The key difference may be the historic return on capital and retained earnings.
The importance of return on capital
PZ Cussons shares have an earnings yield of 5.7% (the inverse of its PE of 17.6), 2.1 percentage points of which are paid out as a dividend with the remainder (3.6 points) retained for use in the business. In contrast RB has an earnings yield of 4.5%, of which it pays out 2.7 percentage points as a dividend and retains just 1.8 points for future use.
PZ Cussons has a much higher earnings yield, which is why it looks more attractive on a price to earnings basis.
But RB has managed to earn a return of around 23% on its capital and retained earnings over the past few years compared to the 10% that PZ Cussons has earned.
The higher rate of return on RB’s earnings shows up in its superior growth record, despite the fact that it is retaining a smaller amount of earnings per share. So in RB’s case less earnings, retained at a higher rate of return, have resulted in more growth.

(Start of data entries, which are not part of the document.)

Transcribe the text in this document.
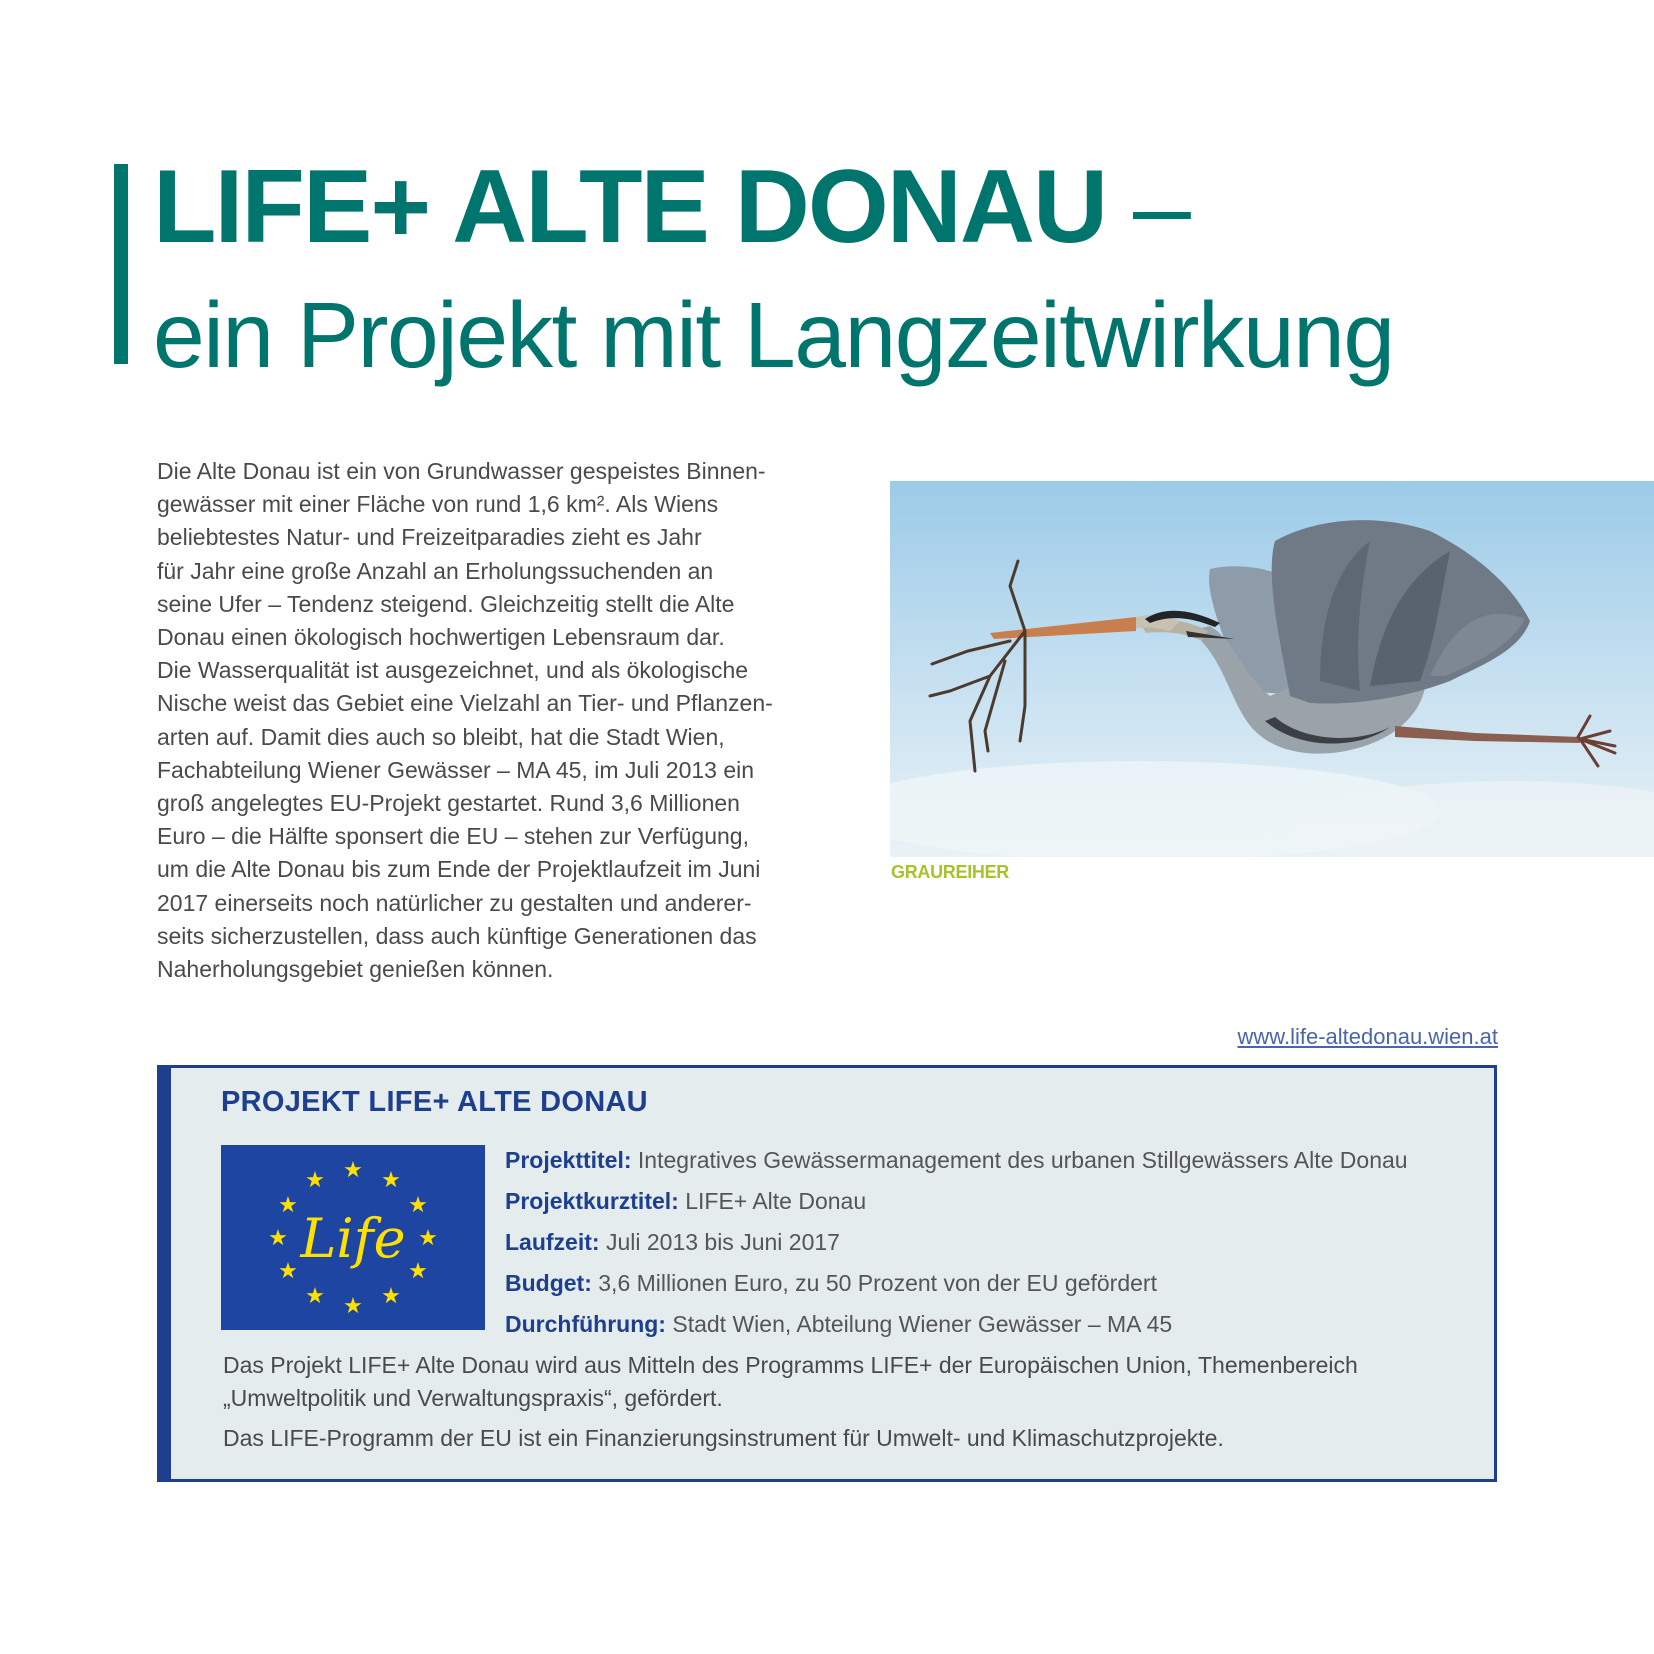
LIFE+ ALTE DONAU –
ein Projekt mit Langzeitwirkung

Die Alte Donau ist ein von Grundwasser gespeistes Binnen-

gewässer mit einer Fläche von rund 1,6 km². Als Wiens

beliebtestes Natur- und Freizeitparadies zieht es Jahr

für Jahr eine große Anzahl an Erholungssuchenden an

seine Ufer – Tendenz steigend. Gleichzeitig stellt die Alte

Donau einen ökologisch hochwertigen Lebensraum dar.

Die Wasserqualität ist ausgezeichnet, und als ökologische

Nische weist das Gebiet eine Vielzahl an Tier- und Pflanzen-

arten auf. Damit dies auch so bleibt, hat die Stadt Wien,

Fachabteilung Wiener Gewässer – MA 45, im Juli 2013 ein

groß angelegtes EU-Projekt gestartet. Rund 3,6 Millionen

Euro – die Hälfte sponsert die EU – stehen zur Verfügung,

um die Alte Donau bis zum Ende der Projektlaufzeit im Juni

2017 einerseits noch natürlicher zu gestalten und anderer-

seits sicherzustellen, dass auch künftige Generationen das

Naherholungsgebiet genießen können.

GRAUREIHER
www.life-altedonau.wien.at
PROJEKT LIFE+ ALTE DONAU
★ ★
★
★
★
★
★
★
★
★
★
★
Life
Projekttitel: Integratives Gewässermanagement des urbanen Stillgewässers Alte Donau
Projektkurztitel: LIFE+ Alte Donau
Laufzeit: Juli 2013 bis Juni 2017
Budget: 3,6 Millionen Euro, zu 50 Prozent von der EU gefördert
Durchführung: Stadt Wien, Abteilung Wiener Gewässer – MA 45

Das Projekt LIFE+ Alte Donau wird aus Mitteln des Programms LIFE+ der Europäischen Union, Themenbereich
„Umweltpolitik und Verwaltungspraxis“, gefördert.

Das LIFE-Programm der EU ist ein Finanzierungsinstrument für Umwelt- und Klimaschutzprojekte.
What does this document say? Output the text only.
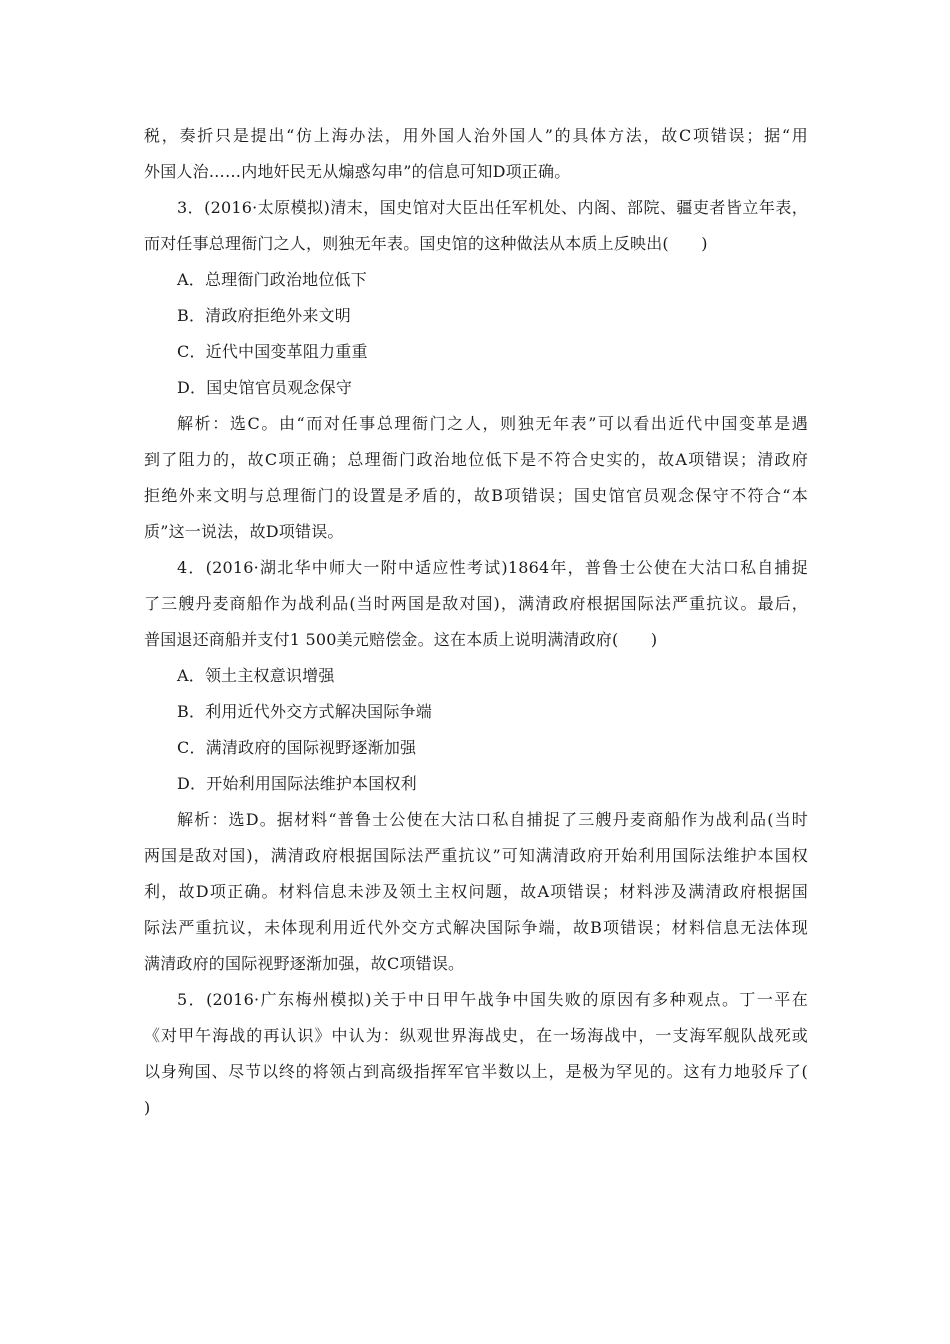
税，奏折只是提出“仿上海办法，用外国人治外国人”的具体方法，故C项错误；据“用
外国人治……内地奸民无从煽惑勾串”的信息可知D项正确。
3．(2016·太原模拟)清末，国史馆对大臣出任军机处、内阁、部院、疆吏者皆立年表，
而对任事总理衙门之人，则独无年表。国史馆的这种做法从本质上反映出(　　)
A．总理衙门政治地位低下
B．清政府拒绝外来文明
C．近代中国变革阻力重重
D．国史馆官员观念保守
解析：选C。由“而对任事总理衙门之人，则独无年表”可以看出近代中国变革是遇
到了阻力的，故C项正确；总理衙门政治地位低下是不符合史实的，故A项错误；清政府
拒绝外来文明与总理衙门的设置是矛盾的，故B项错误；国史馆官员观念保守不符合“本
质”这一说法，故D项错误。
4．(2016·湖北华中师大一附中适应性考试)1864年，普鲁士公使在大沽口私自捕捉
了三艘丹麦商船作为战利品(当时两国是敌对国)，满清政府根据国际法严重抗议。最后，
普国退还商船并支付1 500美元赔偿金。这在本质上说明满清政府(　　)
A．领土主权意识增强
B．利用近代外交方式解决国际争端
C．满清政府的国际视野逐渐加强
D．开始利用国际法维护本国权利
解析：选D。据材料“普鲁士公使在大沽口私自捕捉了三艘丹麦商船作为战利品(当时
两国是敌对国)，满清政府根据国际法严重抗议”可知满清政府开始利用国际法维护本国权
利，故D项正确。材料信息未涉及领土主权问题，故A项错误；材料涉及满清政府根据国
际法严重抗议，未体现利用近代外交方式解决国际争端，故B项错误；材料信息无法体现
满清政府的国际视野逐渐加强，故C项错误。
5．(2016·广东梅州模拟)关于中日甲午战争中国失败的原因有多种观点。丁一平在
《对甲午海战的再认识》中认为：纵观世界海战史，在一场海战中，一支海军舰队战死或
以身殉国、尽节以终的将领占到高级指挥军官半数以上，是极为罕见的。这有力地驳斥了(
)
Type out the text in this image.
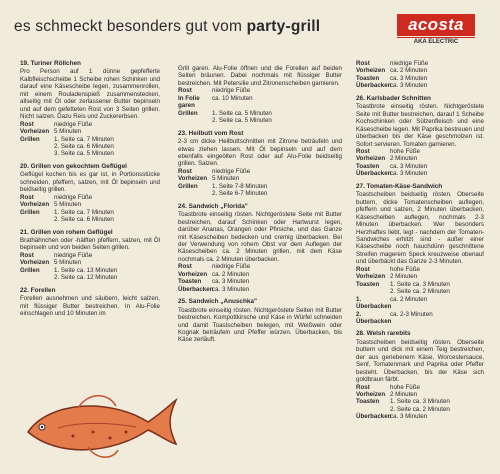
es schmeckt besonders gut vom party-grill	acosta
AKA ELECTRIC
19. Turiner Röllchen
Pro Person auf 1 dünne gepfefferte Kalbfleischscheibe 1 Scheibe rohen Schinken und darauf eine Käsescheibe legen, zusammenrollen, mit einem Rouladenspieß zusammenstecken, allseitig mit Öl oder zerlassener Butter bepinseln und auf dem gefetteten Rost von 3 Seiten grillen. Nicht salzen. Dazu Reis und Zuckererbsen.
Rost	niedrige Füße
Vorheizen 5 Minuten
Grillen	1. Seite ca. 7 Minuten
2. Seite ca. 6 Minuten
3. Seite ca. 5 Minuten
20. Grillen von gekochtem Geflügel
Geflügel kochen bis es gar ist, in Portionsstücke schneiden, pfeffern, salzen, mit Öl bepinseln und beidseitig grillen.
Rost	niedrige Füße
Vorheizen 5 Minuten
Grillen	1. Seite ca. 7 Minuten
2. Seite ca. 6 Minuten
21. Grillen von rohem Geflügel
Brathähnchen oder -hälften pfeffern, salzen, mit Öl bepinseln und von beiden Seiten grillen.
Rost	niedrige Füße
Vorheizen 5 Minuten
Grillen	1. Seite ca. 13 Minuten
2. Seite ca. 12 Minuten
22. Forellen
Forellen ausnehmen und säubern, leicht salzen, mit flüssiger Butter bestreichen. In Alu-Folie einschlagen und 10 Minuten im
Grill garen. Alu-Folie öffnen und die Forellen auf beiden Seiten bräunen. Dabei nochmals mit flüssiger Butter bestreichen. Mit Petersilie und Zitronenscheiben garnieren.
Rost	niedrige Füße
In Folie garen
ca. 10 Minuten
Grillen	1. Seite ca. 5 Minuten
2. Seite ca. 5 Minuten
23. Heilbutt vom Rost
2-3 cm dicke Heilbuttschnitten mit Zitrone beträufeln und etwas ziehen lassen. Mit Öl bepinseln und auf dem ebenfalls eingeölten Rost oder auf Alu-Folie beidseitig grillen. Salzen.
Rost	niedrige Füße
Vorheizen 5 Minuten
Grillen	1. Seite 7-8 Minuten
2. Seite 6-7 Minuten
24. Sandwich „Florida"
Toastbrote einseitig rösten. Nichtgeröstete Seite mit Butter bestreichen, darauf Schinken oder Hartwurst legen, darüber Ananas, Orangen oder Pfirsiche, und das Ganze mit Käsescheiben bedecken und cremig überbacken. Bei der Verwendung von rohem Obst vor dem Auflegen der Käsescheiben ca. 2 Minuten grillen, mit dem Käse nochmals ca. 2 Minuten überbacken.
Rost	niedrige Füße
Vorheizen ca. 2 Minuten
Toasten	ca. 3 Minuten
Überbacken
ca. 3 Minuten
25. Sandwich „Anuschka"
Toastbrote einseitig rösten. Nichtgeröstete Seiten mit Butter bestreichen. Kompottkirsche und Käse in Würfel schneiden und damit Toastscheiben belegen, mit Weißwein oder Kognak beträufeln und Pfeffer würzen. Überbacken, bis Käse zerläuft.
Rost	niedrige Füße
Vorheizen ca. 2 Minuten
Toasten	ca. 3 Minuten
Überbacken
ca. 3 Minuten
26. Karlsbader Schnitten
Toastbrote einseitig rösten. Nichtgeröstete Seite mit Butter bestreichen, darauf 1 Scheibe Kochschinken oder Sülzenfleisch und eine Käsescheibe legen. Mit Paprika bestreuen und überbacken bis der Käse geschmolzen ist. Sofort servieren. Tomaten garnieren.
Rost	hohe Füße
Vorheizen 2 Minuten
Toasten	ca. 3 Minuten
Überbacken
ca. 3 Minuten
27. Tomaten-Käse-Sandwich
Toastscheiben beidseitig rösten. Oberseite buttern, dicke Tomatenscheiben auflegen, pfeffern und salzen, 2 Minuten überbacken, Käsescheiben auflegen, nochmals 2-3 Minuten überbacken. Wer besonders Herzhaftes liebt, legt - nachdem der Tomaten-Sandwiches erhitzt sind - außer einer Käsescheibe noch hauchdünn geschnittene Streifen magerem Speck kreuzweise obenauf und überbäckt das Ganze 2-3 Minuten.
Rost	hohe Füße
Vorheizen 2 Minuten
Toasten	1. Seite ca. 3 Minuten
2. Seite ca. 2 Minuten
1. Überbacken
ca. 2 Minuten
2. Überbacken
ca. 2-3 Minuten
28. Welsh rarebits
Toastscheiben beidseitig rösten. Oberseite buttern und dick mit einem Teig bestreichen, der aus geriebenem Käse, Worcestersauce, Senf, Tomatenmark und Paprika oder Pfeffer besteht. Überbacken, bis der Käse sich goldbraun färbt.
Rost	hohe Füße
Vorheizen 2 Minuten
Toasten	1. Seite ca. 3 Minuten
2. Seite ca. 2 Minuten
Überbacken
ca. 3 Minuten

Simply buying the company with the lower PE ratios may not be the best option.
That, among many other reasons, is why I currently own Reckitt Benckiser rather than PZ Cussons.
However, I did say that I would buy PZ Cussons at the right price, so what is that price?
By fiddling with its share price on my stock screen I can see that currently the “right price” for me would be something below 275p, some 26% below its current 371p per share price tag.
If you think that such a large drop is not feasible, consider Rolls-Royce. In July I thought that a good price for Rolls-Royce shares was 800p, even though at the time they were trading 31% higher at 1,045p. Fast forward to today and RR shares are indeed at exactly 800p.
So miracles do happen, popular shares do fall out of favour, and patient investors can sometimes hoover them up at reasonable prices.